Contrary to Dr. Holick’s opinion, there are those who doubt the “overwhelming evidence” of the importance of vitamin D. Dr. JoAnn Manson, chief of preventive medicine at Harvard-affiliated Brigham and Women’s Hospital points out that nearly all of the studies involving vitamin D are “observational” studies. Rather than the ideal “experimental” design involving randomized trail groups, “observational” studies simply find people with low and high levels of vitamin D and correlate those levels with the participants’ overall health. The problem with these studies is that there are many other potential variables not accounted for. For example, those with high levels of vitamin D could be healthier because they get in the sun and exercise more, and those with low levels of vitamin D could be unhealthy because of bad eating habits…not just because of vitamin D levels. “We don’t yet have the large-scale, randomized clinical trials showing benefits in terms of prevention of cardiovascular disease, cancer, diabetes, hypertension, cognitive decline, depression, autoimmune disease,” Manson explains. To further her claim, there are “observational” studies on vitamin D that suggest that large doses may not actually help you.

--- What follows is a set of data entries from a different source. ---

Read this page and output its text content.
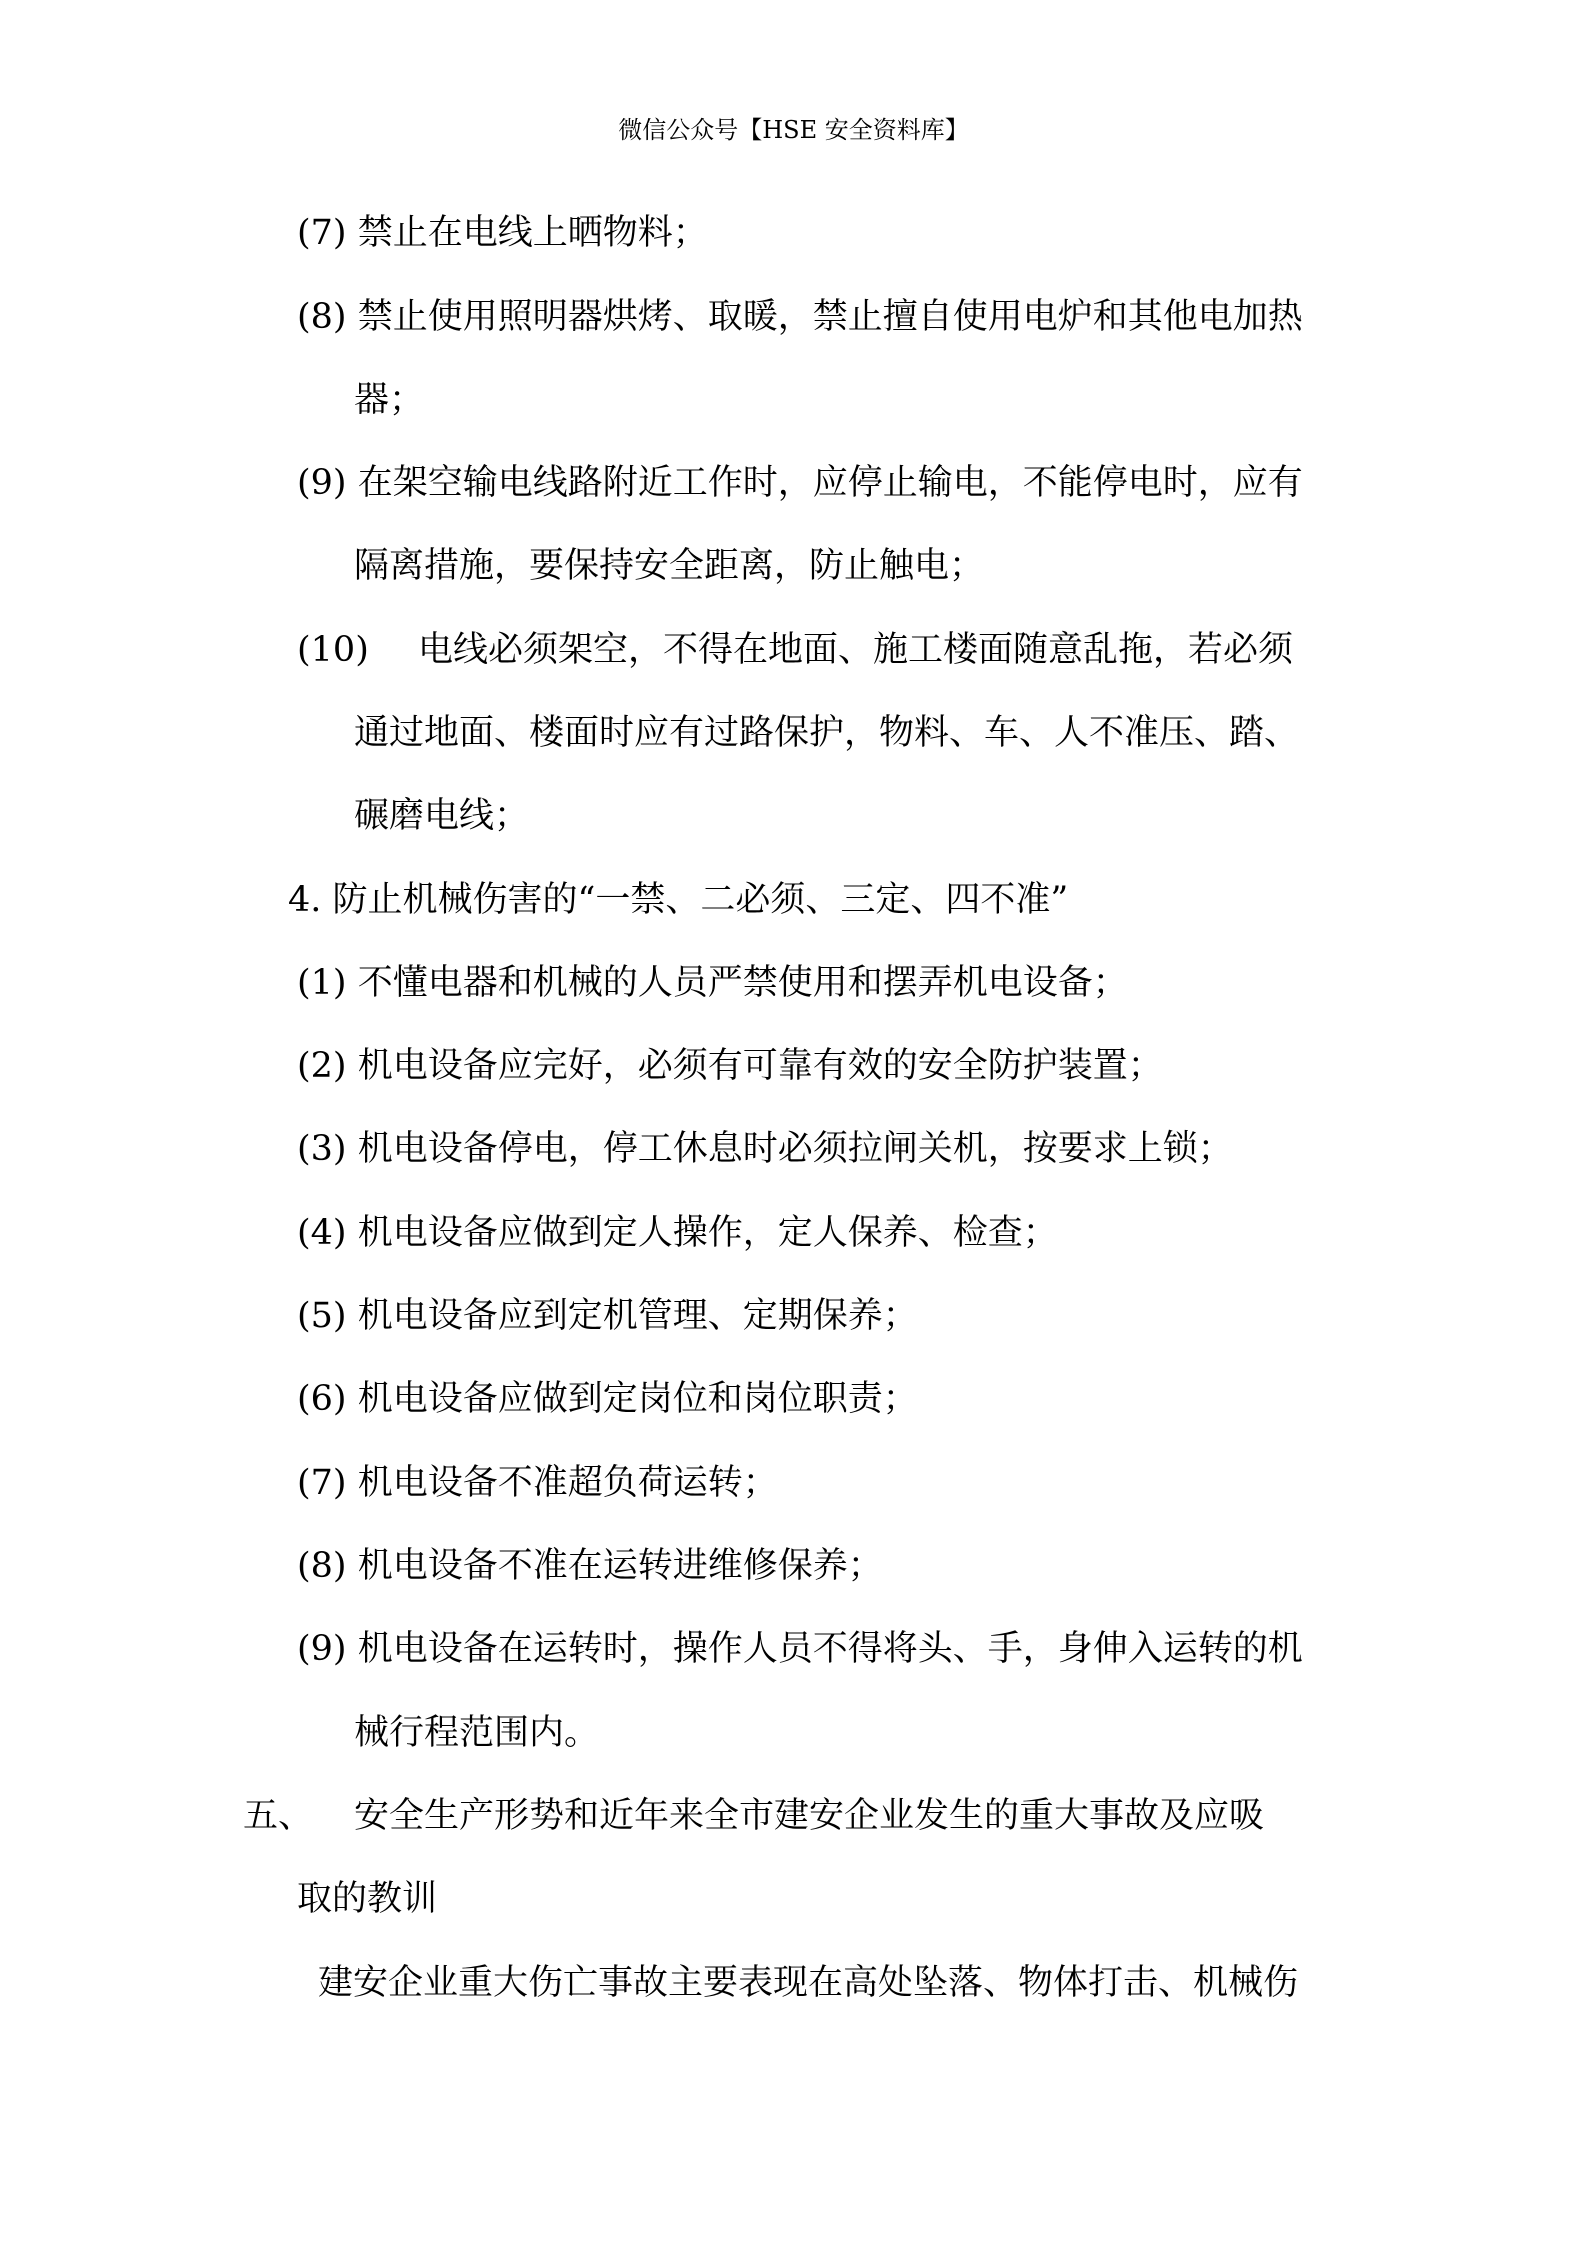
微信公众号【HSE 安全资料库】
(7) 禁止在电线上晒物料；
(8) 禁止使用照明器烘烤、取暖，禁止擅自使用电炉和其他电加热
器；
(9) 在架空输电线路附近工作时，应停止输电，不能停电时，应有
隔离措施，要保持安全距离，防止触电；
(10) 电线必须架空，不得在地面、施工楼面随意乱拖，若必须
通过地面、楼面时应有过路保护，物料、车、人不准压、踏、
碾磨电线；
4. 防止机械伤害的“一禁、二必须、三定、四不准”
(1) 不懂电器和机械的人员严禁使用和摆弄机电设备；
(2) 机电设备应完好，必须有可靠有效的安全防护装置；
(3) 机电设备停电，停工休息时必须拉闸关机，按要求上锁；
(4) 机电设备应做到定人操作，定人保养、检查；
(5) 机电设备应到定机管理、定期保养；
(6) 机电设备应做到定岗位和岗位职责；
(7) 机电设备不准超负荷运转；
(8) 机电设备不准在运转进维修保养；
(9) 机电设备在运转时，操作人员不得将头、手，身伸入运转的机
械行程范围内。
五、 安全生产形势和近年来全市建安企业发生的重大事故及应吸
取的教训
建安企业重大伤亡事故主要表现在高处坠落、物体打击、机械伤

The Institute of Medicine’s Food and Nutrition Board, which makes official recommendations on dietary intake, says that advocates of high doses of vitamin D are overstating the effectiveness of the vitamin. Dr. Manson, who is also one of the 14 panel members at the Institute of Medicine, explains their decision to only slightly increase the recommended daily dose of vitamin D compared to the huge increases some are advocating: “The evidence was inconsistent and inconclusive as to a benefit of vitamin D in preventing cancer, cardiovascular disease, diabetes, autoimmune disorders and many other health outcomes beyond bone health.”
A similar story can be told for another recently popular vitamin: vitamin E. Past studies have suggested that high doses of vitamin E could help prevent prostate cancer. However, a new study testing this conclusion found that vitamin E may actually increase the risk of prostate cancer. What’s more, this new study is the largest such study to test the relationship between vitamin E and prostate cancer using randomized clinical trials.

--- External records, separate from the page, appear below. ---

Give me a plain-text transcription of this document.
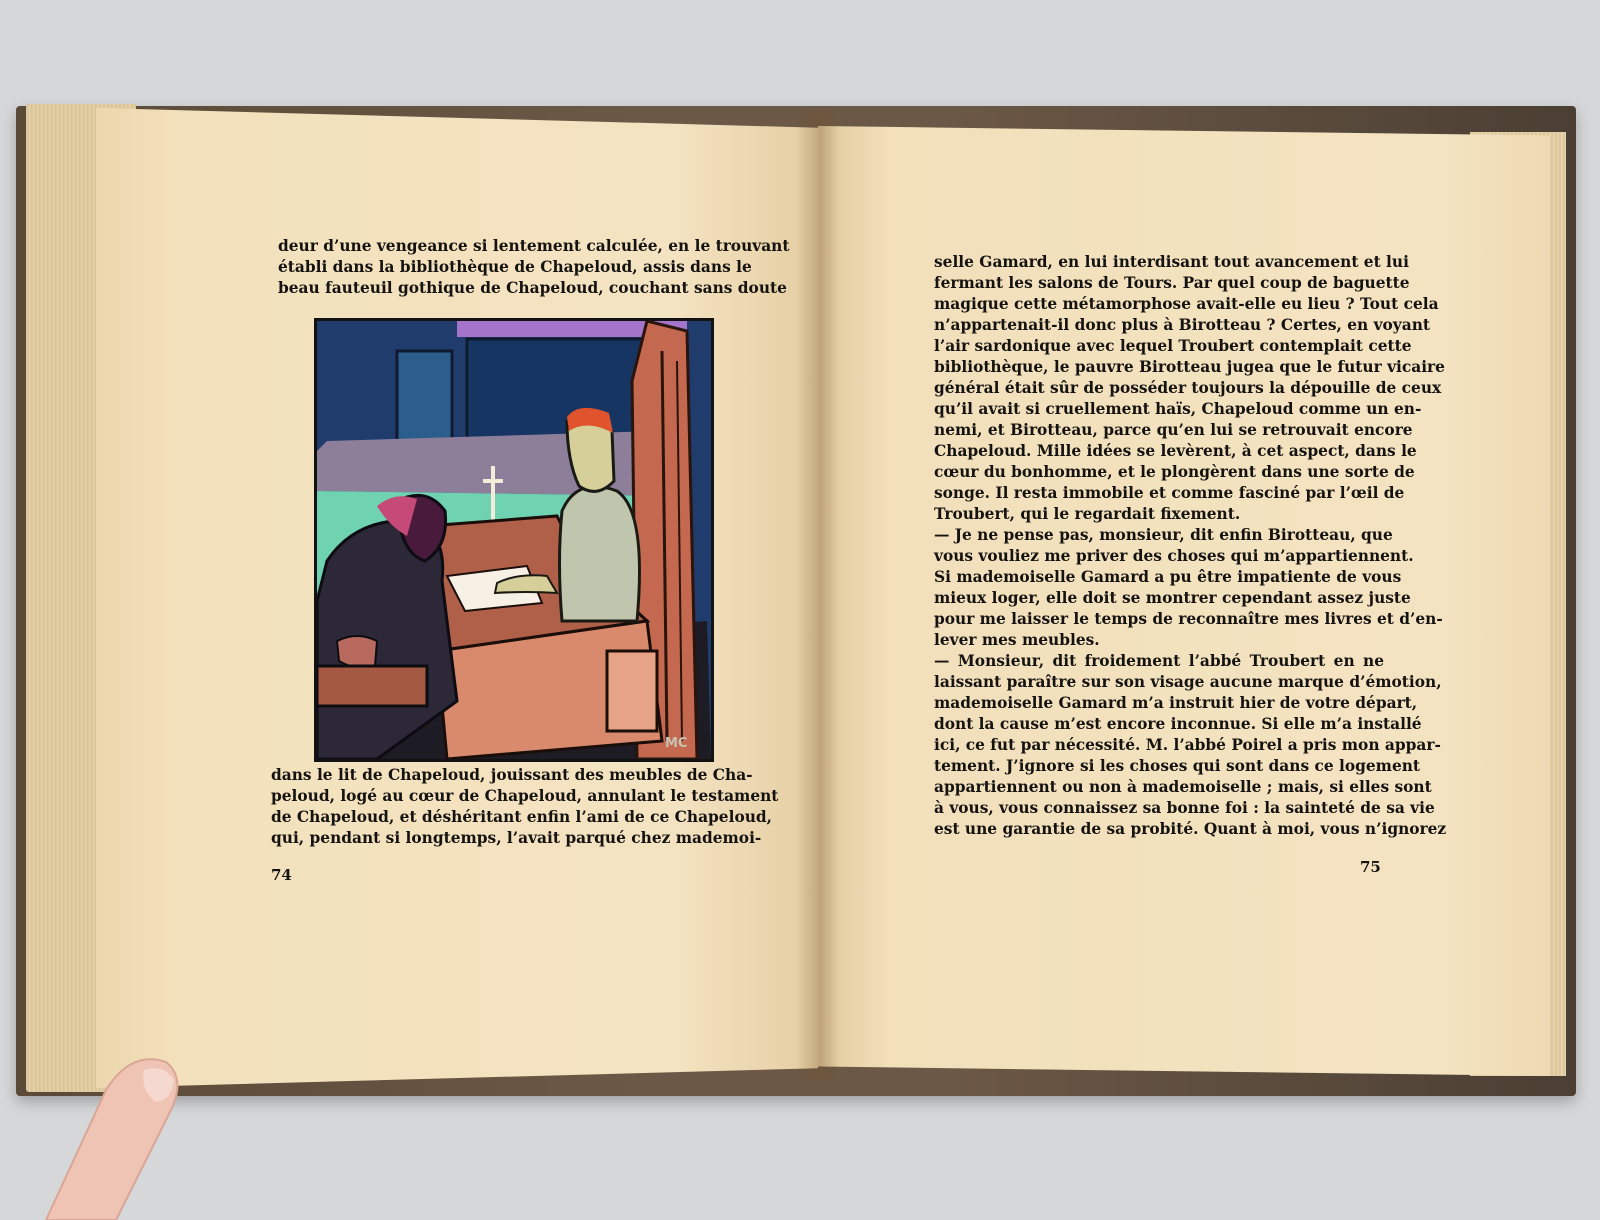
deur d’une vengeance si lentement calculée, en le trouvant
établi dans la bibliothèque de Chapeloud, assis dans le
beau fauteuil gothique de Chapeloud, couchant sans doute
MC
dans le lit de Chapeloud, jouissant des meubles de Cha-
peloud, logé au cœur de Chapeloud, annulant le testament
de Chapeloud, et déshéritant enfin l’ami de ce Chapeloud,
qui, pendant si longtemps, l’avait parqué chez mademoi-
74
selle Gamard, en lui interdisant tout avancement et lui
fermant les salons de Tours. Par quel coup de baguette
magique cette métamorphose avait-elle eu lieu ? Tout cela
n’appartenait-il donc plus à Birotteau ? Certes, en voyant
l’air sardonique avec lequel Troubert contemplait cette
bibliothèque, le pauvre Birotteau jugea que le futur vicaire
général était sûr de posséder toujours la dépouille de ceux
qu’il avait si cruellement haïs, Chapeloud comme un en-
nemi, et Birotteau, parce qu’en lui se retrouvait encore
Chapeloud. Mille idées se levèrent, à cet aspect, dans le
cœur du bonhomme, et le plongèrent dans une sorte de
songe. Il resta immobile et comme fasciné par l’œil de
Troubert, qui le regardait fixement.
— Je ne pense pas, monsieur, dit enfin Birotteau, que
vous vouliez me priver des choses qui m’appartiennent.
Si mademoiselle Gamard a pu être impatiente de vous
mieux loger, elle doit se montrer cependant assez juste
pour me laisser le temps de reconnaître mes livres et d’en-
lever mes meubles.
— Monsieur, dit froidement l’abbé Troubert en ne
laissant paraître sur son visage aucune marque d’émotion,
mademoiselle Gamard m’a instruit hier de votre départ,
dont la cause m’est encore inconnue. Si elle m’a installé
ici, ce fut par nécessité. M. l’abbé Poirel a pris mon appar-
tement. J’ignore si les choses qui sont dans ce logement
appartiennent ou non à mademoiselle ; mais, si elles sont
à vous, vous connaissez sa bonne foi : la sainteté de sa vie
est une garantie de sa probité. Quant à moi, vous n’ignorez
75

The fact is that we do not yet have definitive information on the benefits and risks of taking large doses of various vitamins. In the upcoming years it will be important to keep up with new research on this subject, rather than prescribing to a fad. It would also be a good idea to take a deeper look at your vitamin jars at home. The multivitamins we take often have much higher percentages of various vitamins than the daily recommended dose, and if your multivitamin contains a high dose of vitamin E, men should consider changing multivitamins.
Often times we turn to supplements for a quick fix. We hope that they will prevent disease, make us healthier, and maybe even make up for some of our less than healthy habits. Unfortunately, we are still uncertain whether large doses of some vitamins will help us, hurt us, or make no difference at all. Until we have more information, I would suggest slowly adopting healthier eating habits that will supply you with all of the nutrients you need.